Active laboratory groups include those of John Donoghue at Brown, Richard Andersen at Caltech, Krishna Shenoy at Stanford, Nicholas Hatsopoulos of University of Chicago, Andy Schwartz at Pitt, Sandro Mussa-Ivaldi at Northwestern and Miguel Nicolelis at Duke. Donoghue and Nicolelis' groups have independently shown that animals can control external interfaces in tasks requiring feedback, with models based on activity of cortical neurons, and that animals can adaptively change their minds to make the models work better. Donoghue's group took the implants from Richard Normann's lab at Utah (the "Utah" array), and improved it by changing the insulation from polyimide to parylene-c, and commercialized it through the company Cyberkinetics. These efforts are the leading candidate for the first human trials on a broad scale for motor cortical implants to help quadriplegic or trapped patients communicate with the outside world.

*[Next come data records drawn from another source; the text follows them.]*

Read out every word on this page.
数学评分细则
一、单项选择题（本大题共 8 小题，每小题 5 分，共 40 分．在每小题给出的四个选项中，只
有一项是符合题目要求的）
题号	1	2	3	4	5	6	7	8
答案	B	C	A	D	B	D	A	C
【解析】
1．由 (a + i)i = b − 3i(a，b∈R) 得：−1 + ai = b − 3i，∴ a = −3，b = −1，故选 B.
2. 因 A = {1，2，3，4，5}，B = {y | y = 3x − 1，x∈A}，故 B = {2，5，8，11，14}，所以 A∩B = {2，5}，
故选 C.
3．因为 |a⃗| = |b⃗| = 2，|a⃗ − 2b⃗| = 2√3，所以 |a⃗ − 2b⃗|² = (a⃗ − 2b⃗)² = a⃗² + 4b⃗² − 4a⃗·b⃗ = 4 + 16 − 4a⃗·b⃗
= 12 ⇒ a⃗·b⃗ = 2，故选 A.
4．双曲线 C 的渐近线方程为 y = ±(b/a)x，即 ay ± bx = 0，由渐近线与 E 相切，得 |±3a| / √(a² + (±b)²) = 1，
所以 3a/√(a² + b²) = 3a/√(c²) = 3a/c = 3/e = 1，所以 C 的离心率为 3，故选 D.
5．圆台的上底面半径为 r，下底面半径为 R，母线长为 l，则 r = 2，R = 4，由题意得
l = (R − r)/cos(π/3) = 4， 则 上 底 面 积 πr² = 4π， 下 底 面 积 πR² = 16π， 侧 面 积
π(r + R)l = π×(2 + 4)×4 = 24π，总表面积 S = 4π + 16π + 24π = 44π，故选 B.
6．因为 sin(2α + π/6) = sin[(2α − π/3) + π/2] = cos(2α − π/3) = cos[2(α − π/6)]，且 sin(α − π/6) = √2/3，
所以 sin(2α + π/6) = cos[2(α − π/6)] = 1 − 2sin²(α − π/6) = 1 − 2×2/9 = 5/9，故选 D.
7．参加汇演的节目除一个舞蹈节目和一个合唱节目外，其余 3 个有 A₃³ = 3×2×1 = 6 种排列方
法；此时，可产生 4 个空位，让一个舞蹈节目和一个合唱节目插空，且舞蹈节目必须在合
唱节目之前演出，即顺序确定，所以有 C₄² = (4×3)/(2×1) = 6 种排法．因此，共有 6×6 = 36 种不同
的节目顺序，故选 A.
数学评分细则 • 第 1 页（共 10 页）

Thought and neuroplasticity
The Dalai Lama invited Richard Davidson, a Harvard-trained neuroscientist at the University of Wisconsin-Madison's W.M. Keck Laboratory for Functional Brain Imaging and Behavior to his home in Dharamsala, India, in 1992 after learning about Davidson's innovative research into the neuroscience of emotions. Could the simple act of thinking change the mind? Most scientists believed this idea to be false, but they agreed to test the theory. One such experiment involved a group of eight Buddhist monk adepts and ten volunteers who had been trained in meditation for one week in Davidson's lab. All the people tested were told to meditate on compassion and love. Two of the controls, and all of the monks, experienced an increase in the number of gamma waves in their brain during meditation. As soon as they stopped meditating, the volunteers' gamma wave production returned to normal, while the monks, who had meditated on compassion for more than 10,000 hours in order to attain the rank of adept, did not experience a decrease to normal in the gamma wave production after they stopped meditating. The synchronized gamma wave area of the monks' brains during meditation on love and compassion was found to be larger than that corresponding activation of the volunteers' brains. Davidson's results were published in the Proceedings of the National Academy of Sciences in November, 1994 and TIME recognized Davidson as one of the ten most influential people in 2006 on the basis of his research.